An unusual bullish trade appeared in Ultra Petroleum yesterday before this morning's quarterly report.
optionMONSTER's Heat Seeker monitoring program detected the purchase of some 4,700 November 19 calls for $0.45 and the sale of a matching number of December 17 puts for $0.40. Volume was more than triple open interest at both strikes, indicating that new positions were initiated.
Owning calls locks in the price where the stock can be bought, while selling puts forces the investor to buy shares if shares drop. Combining the two strategies is highly bullish, using the money from the puts to offset the cost of the upside bet. That lowered the cost to just $0.05.
The transaction was unusual because it used different expiration months.

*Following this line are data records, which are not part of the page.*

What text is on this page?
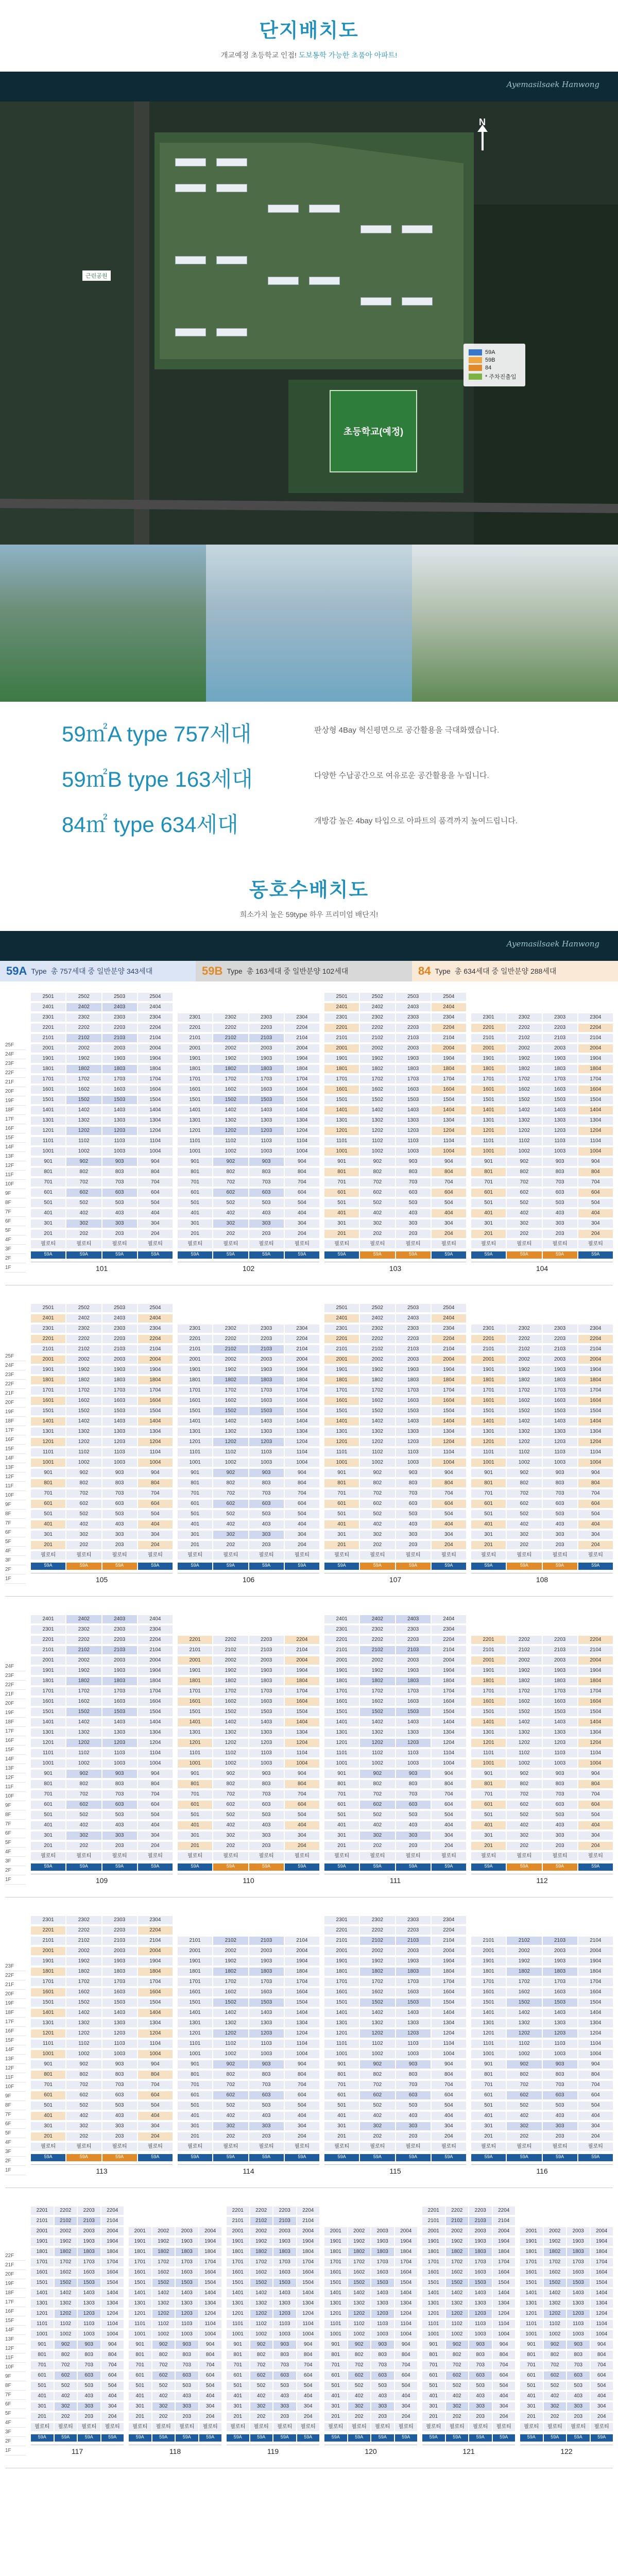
단지배치도

개교예정 초등학교 인접! 도보통학 가능한 초품아 아파트!

Ayemasilsaek Hanwong
근린공원
N
초등학교(예정)
59A
59B
84
* 주차진출입
59㎡A type 757세대	판상형 4Bay 혁신평면으로 공간활용을 극대화했습니다.
59㎡B type 163세대	다양한 수납공간으로 여유로운 공간활용을 누립니다.
84㎡ type 634세대	개방감 높은 4bay 타입으로 아파트의 품격까지 높여드립니다.
동호수배치도

희소가치 높은 59type 하우 프리미엄 배단지!

Ayemasilsaek Hanwong
59A Type 총 757세대 중 일반분양 343세대	59B Type 총 163세대 중 일반분양 102세대	84 Type 총 634세대 중 일반분양 288세대
25F
24F
23F
22F
21F
20F
19F
18F
17F
16F
15F
14F
13F
12F
11F
10F
9F
8F
7F
6F
5F
4F
3F
2F
1F
2501	2502	2503	2504
2401	2402	2403	2404
2301	2302	2303	2304
2201	2202	2203	2204
2101	2102	2103	2104
2001	2002	2003	2004
1901	1902	1903	1904
1801	1802	1803	1804
1701	1702	1703	1704
1601	1602	1603	1604
1501	1502	1503	1504
1401	1402	1403	1404
1301	1302	1303	1304
1201	1202	1203	1204
1101	1102	1103	1104
1001	1002	1003	1004
901	902	903	904
801	802	803	804
701	702	703	704
601	602	603	604
501	502	503	504
401	402	403	404
301	302	303	304
201	202	203	204
필로티	필로티	필로티	필로티
59A	59A	59A	59A
101
2301	2302	2303	2304
2201	2202	2203	2204
2101	2102	2103	2104
2001	2002	2003	2004
1901	1902	1903	1904
1801	1802	1803	1804
1701	1702	1703	1704
1601	1602	1603	1604
1501	1502	1503	1504
1401	1402	1403	1404
1301	1302	1303	1304
1201	1202	1203	1204
1101	1102	1103	1104
1001	1002	1003	1004
901	902	903	904
801	802	803	804
701	702	703	704
601	602	603	604
501	502	503	504
401	402	403	404
301	302	303	304
201	202	203	204
필로티	필로티	필로티	필로티
59A	59A	59A	59A
102
2501	2502	2503	2504
2401	2402	2403	2404
2301	2302	2303	2304
2201	2202	2203	2204
2101	2102	2103	2104
2001	2002	2003	2004
1901	1902	1903	1904
1801	1802	1803	1804
1701	1702	1703	1704
1601	1602	1603	1604
1501	1502	1503	1504
1401	1402	1403	1404
1301	1302	1303	1304
1201	1202	1203	1204
1101	1102	1103	1104
1001	1002	1003	1004
901	902	903	904
801	802	803	804
701	702	703	704
601	602	603	604
501	502	503	504
401	402	403	404
301	302	303	304
201	202	203	204
필로티	필로티	필로티	필로티
59A	59A	59A	59A
103
2301	2302	2303	2304
2201	2202	2203	2204
2101	2102	2103	2104
2001	2002	2003	2004
1901	1902	1903	1904
1801	1802	1803	1804
1701	1702	1703	1704
1601	1602	1603	1604
1501	1502	1503	1504
1401	1402	1403	1404
1301	1302	1303	1304
1201	1202	1203	1204
1101	1102	1103	1104
1001	1002	1003	1004
901	902	903	904
801	802	803	804
701	702	703	704
601	602	603	604
501	502	503	504
401	402	403	404
301	302	303	304
201	202	203	204
필로티	필로티	필로티	필로티
59A	59A	59A	59A
104
25F
24F
23F
22F
21F
20F
19F
18F
17F
16F
15F
14F
13F
12F
11F
10F
9F
8F
7F
6F
5F
4F
3F
2F
1F
2501	2502	2503	2504
2401	2402	2403	2404
2301	2302	2303	2304
2201	2202	2203	2204
2101	2102	2103	2104
2001	2002	2003	2004
1901	1902	1903	1904
1801	1802	1803	1804
1701	1702	1703	1704
1601	1602	1603	1604
1501	1502	1503	1504
1401	1402	1403	1404
1301	1302	1303	1304
1201	1202	1203	1204
1101	1102	1103	1104
1001	1002	1003	1004
901	902	903	904
801	802	803	804
701	702	703	704
601	602	603	604
501	502	503	504
401	402	403	404
301	302	303	304
201	202	203	204
필로티	필로티	필로티	필로티
59A	59A	59A	59A
105
2301	2302	2303	2304
2201	2202	2203	2204
2101	2102	2103	2104
2001	2002	2003	2004
1901	1902	1903	1904
1801	1802	1803	1804
1701	1702	1703	1704
1601	1602	1603	1604
1501	1502	1503	1504
1401	1402	1403	1404
1301	1302	1303	1304
1201	1202	1203	1204
1101	1102	1103	1104
1001	1002	1003	1004
901	902	903	904
801	802	803	804
701	702	703	704
601	602	603	604
501	502	503	504
401	402	403	404
301	302	303	304
201	202	203	204
필로티	필로티	필로티	필로티
59A	59A	59A	59A
106
2501	2502	2503	2504
2401	2402	2403	2404
2301	2302	2303	2304
2201	2202	2203	2204
2101	2102	2103	2104
2001	2002	2003	2004
1901	1902	1903	1904
1801	1802	1803	1804
1701	1702	1703	1704
1601	1602	1603	1604
1501	1502	1503	1504
1401	1402	1403	1404
1301	1302	1303	1304
1201	1202	1203	1204
1101	1102	1103	1104
1001	1002	1003	1004
901	902	903	904
801	802	803	804
701	702	703	704
601	602	603	604
501	502	503	504
401	402	403	404
301	302	303	304
201	202	203	204
필로티	필로티	필로티	필로티
59A	59A	59A	59A
107
2301	2302	2303	2304
2201	2202	2203	2204
2101	2102	2103	2104
2001	2002	2003	2004
1901	1902	1903	1904
1801	1802	1803	1804
1701	1702	1703	1704
1601	1602	1603	1604
1501	1502	1503	1504
1401	1402	1403	1404
1301	1302	1303	1304
1201	1202	1203	1204
1101	1102	1103	1104
1001	1002	1003	1004
901	902	903	904
801	802	803	804
701	702	703	704
601	602	603	604
501	502	503	504
401	402	403	404
301	302	303	304
201	202	203	204
필로티	필로티	필로티	필로티
59A	59A	59A	59A
108
24F
23F
22F
21F
20F
19F
18F
17F
16F
15F
14F
13F
12F
11F
10F
9F
8F
7F
6F
5F
4F
3F
2F
1F
2401	2402	2403	2404
2301	2302	2303	2304
2201	2202	2203	2204
2101	2102	2103	2104
2001	2002	2003	2004
1901	1902	1903	1904
1801	1802	1803	1804
1701	1702	1703	1704
1601	1602	1603	1604
1501	1502	1503	1504
1401	1402	1403	1404
1301	1302	1303	1304
1201	1202	1203	1204
1101	1102	1103	1104
1001	1002	1003	1004
901	902	903	904
801	802	803	804
701	702	703	704
601	602	603	604
501	502	503	504
401	402	403	404
301	302	303	304
201	202	203	204
필로티	필로티	필로티	필로티
59A	59A	59A	59A
109
2201	2202	2203	2204
2101	2102	2103	2104
2001	2002	2003	2004
1901	1902	1903	1904
1801	1802	1803	1804
1701	1702	1703	1704
1601	1602	1603	1604
1501	1502	1503	1504
1401	1402	1403	1404
1301	1302	1303	1304
1201	1202	1203	1204
1101	1102	1103	1104
1001	1002	1003	1004
901	902	903	904
801	802	803	804
701	702	703	704
601	602	603	604
501	502	503	504
401	402	403	404
301	302	303	304
201	202	203	204
필로티	필로티	필로티	필로티
59A	59A	59A	59A
110
2401	2402	2403	2404
2301	2302	2303	2304
2201	2202	2203	2204
2101	2102	2103	2104
2001	2002	2003	2004
1901	1902	1903	1904
1801	1802	1803	1804
1701	1702	1703	1704
1601	1602	1603	1604
1501	1502	1503	1504
1401	1402	1403	1404
1301	1302	1303	1304
1201	1202	1203	1204
1101	1102	1103	1104
1001	1002	1003	1004
901	902	903	904
801	802	803	804
701	702	703	704
601	602	603	604
501	502	503	504
401	402	403	404
301	302	303	304
201	202	203	204
필로티	필로티	필로티	필로티
59A	59A	59A	59A
111
2201	2202	2203	2204
2101	2102	2103	2104
2001	2002	2003	2004
1901	1902	1903	1904
1801	1802	1803	1804
1701	1702	1703	1704
1601	1602	1603	1604
1501	1502	1503	1504
1401	1402	1403	1404
1301	1302	1303	1304
1201	1202	1203	1204
1101	1102	1103	1104
1001	1002	1003	1004
901	902	903	904
801	802	803	804
701	702	703	704
601	602	603	604
501	502	503	504
401	402	403	404
301	302	303	304
201	202	203	204
필로티	필로티	필로티	필로티
59A	59A	59A	59A
112
23F
22F
21F
20F
19F
18F
17F
16F
15F
14F
13F
12F
11F
10F
9F
8F
7F
6F
5F
4F
3F
2F
1F
2301	2302	2303	2304
2201	2202	2203	2204
2101	2102	2103	2104
2001	2002	2003	2004
1901	1902	1903	1904
1801	1802	1803	1804
1701	1702	1703	1704
1601	1602	1603	1604
1501	1502	1503	1504
1401	1402	1403	1404
1301	1302	1303	1304
1201	1202	1203	1204
1101	1102	1103	1104
1001	1002	1003	1004
901	902	903	904
801	802	803	804
701	702	703	704
601	602	603	604
501	502	503	504
401	402	403	404
301	302	303	304
201	202	203	204
필로티	필로티	필로티	필로티
59A	59A	59A	59A
113
2101	2102	2103	2104
2001	2002	2003	2004
1901	1902	1903	1904
1801	1802	1803	1804
1701	1702	1703	1704
1601	1602	1603	1604
1501	1502	1503	1504
1401	1402	1403	1404
1301	1302	1303	1304
1201	1202	1203	1204
1101	1102	1103	1104
1001	1002	1003	1004
901	902	903	904
801	802	803	804
701	702	703	704
601	602	603	604
501	502	503	504
401	402	403	404
301	302	303	304
201	202	203	204
필로티	필로티	필로티	필로티
59A	59A	59A	59A
114
2301	2302	2303	2304
2201	2202	2203	2204
2101	2102	2103	2104
2001	2002	2003	2004
1901	1902	1903	1904
1801	1802	1803	1804
1701	1702	1703	1704
1601	1602	1603	1604
1501	1502	1503	1504
1401	1402	1403	1404
1301	1302	1303	1304
1201	1202	1203	1204
1101	1102	1103	1104
1001	1002	1003	1004
901	902	903	904
801	802	803	804
701	702	703	704
601	602	603	604
501	502	503	504
401	402	403	404
301	302	303	304
201	202	203	204
필로티	필로티	필로티	필로티
59A	59A	59A	59A
115
2101	2102	2103	2104
2001	2002	2003	2004
1901	1902	1903	1904
1801	1802	1803	1804
1701	1702	1703	1704
1601	1602	1603	1604
1501	1502	1503	1504
1401	1402	1403	1404
1301	1302	1303	1304
1201	1202	1203	1204
1101	1102	1103	1104
1001	1002	1003	1004
901	902	903	904
801	802	803	804
701	702	703	704
601	602	603	604
501	502	503	504
401	402	403	404
301	302	303	304
201	202	203	204
필로티	필로티	필로티	필로티
59A	59A	59A	59A
116
22F
21F
20F
19F
18F
17F
16F
15F
14F
13F
12F
11F
10F
9F
8F
7F
6F
5F
4F
3F
2F
1F
2201	2202	2203	2204
2101	2102	2103	2104
2001	2002	2003	2004
1901	1902	1903	1904
1801	1802	1803	1804
1701	1702	1703	1704
1601	1602	1603	1604
1501	1502	1503	1504
1401	1402	1403	1404
1301	1302	1303	1304
1201	1202	1203	1204
1101	1102	1103	1104
1001	1002	1003	1004
901	902	903	904
801	802	803	804
701	702	703	704
601	602	603	604
501	502	503	504
401	402	403	404
301	302	303	304
201	202	203	204
필로티	필로티	필로티	필로티
59A	59A	59A	59A
117
2001	2002	2003	2004
1901	1902	1903	1904
1801	1802	1803	1804
1701	1702	1703	1704
1601	1602	1603	1604
1501	1502	1503	1504
1401	1402	1403	1404
1301	1302	1303	1304
1201	1202	1203	1204
1101	1102	1103	1104
1001	1002	1003	1004
901	902	903	904
801	802	803	804
701	702	703	704
601	602	603	604
501	502	503	504
401	402	403	404
301	302	303	304
201	202	203	204
필로티	필로티	필로티	필로티
59A	59A	59A	59A
118
2201	2202	2203	2204
2101	2102	2103	2104
2001	2002	2003	2004
1901	1902	1903	1904
1801	1802	1803	1804
1701	1702	1703	1704
1601	1602	1603	1604
1501	1502	1503	1504
1401	1402	1403	1404
1301	1302	1303	1304
1201	1202	1203	1204
1101	1102	1103	1104
1001	1002	1003	1004
901	902	903	904
801	802	803	804
701	702	703	704
601	602	603	604
501	502	503	504
401	402	403	404
301	302	303	304
201	202	203	204
필로티	필로티	필로티	필로티
59A	59A	59A	59A
119
2001	2002	2003	2004
1901	1902	1903	1904
1801	1802	1803	1804
1701	1702	1703	1704
1601	1602	1603	1604
1501	1502	1503	1504
1401	1402	1403	1404
1301	1302	1303	1304
1201	1202	1203	1204
1101	1102	1103	1104
1001	1002	1003	1004
901	902	903	904
801	802	803	804
701	702	703	704
601	602	603	604
501	502	503	504
401	402	403	404
301	302	303	304
201	202	203	204
필로티	필로티	필로티	필로티
59A	59A	59A	59A
120
2201	2202	2203	2204
2101	2102	2103	2104
2001	2002	2003	2004
1901	1902	1903	1904
1801	1802	1803	1804
1701	1702	1703	1704
1601	1602	1603	1604
1501	1502	1503	1504
1401	1402	1403	1404
1301	1302	1303	1304
1201	1202	1203	1204
1101	1102	1103	1104
1001	1002	1003	1004
901	902	903	904
801	802	803	804
701	702	703	704
601	602	603	604
501	502	503	504
401	402	403	404
301	302	303	304
201	202	203	204
필로티	필로티	필로티	필로티
59A	59A	59A	59A
121
2001	2002	2003	2004
1901	1902	1903	1904
1801	1802	1803	1804
1701	1702	1703	1704
1601	1602	1603	1604
1501	1502	1503	1504
1401	1402	1403	1404
1301	1302	1303	1304
1201	1202	1203	1204
1101	1102	1103	1104
1001	1002	1003	1004
901	902	903	904
801	802	803	804
701	702	703	704
601	602	603	604
501	502	503	504
401	402	403	404
301	302	303	304
201	202	203	204
필로티	필로티	필로티	필로티
59A	59A	59A	59A
122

As a result, the trader is on the hook to buy UPL for $17 over the next seven weeks but only has the right to make money from a rally through Nov. 15. However, the break-even level of $19.05 is closer than the $17.05 price where he or she faces additional losses. (See our Education section for more on how to time fluctuation with options.)
UPL declined 1.29 percent to $18.36 yesterday and is down 15 percent in the last three months. The oil and gas company is now trying to hold support around the same $18 level where it traded in January and bounced in April, which could make some chart watchers think that support is in place.
Total option volume was 5 times greater than average in the session, according to the Heat Seeker.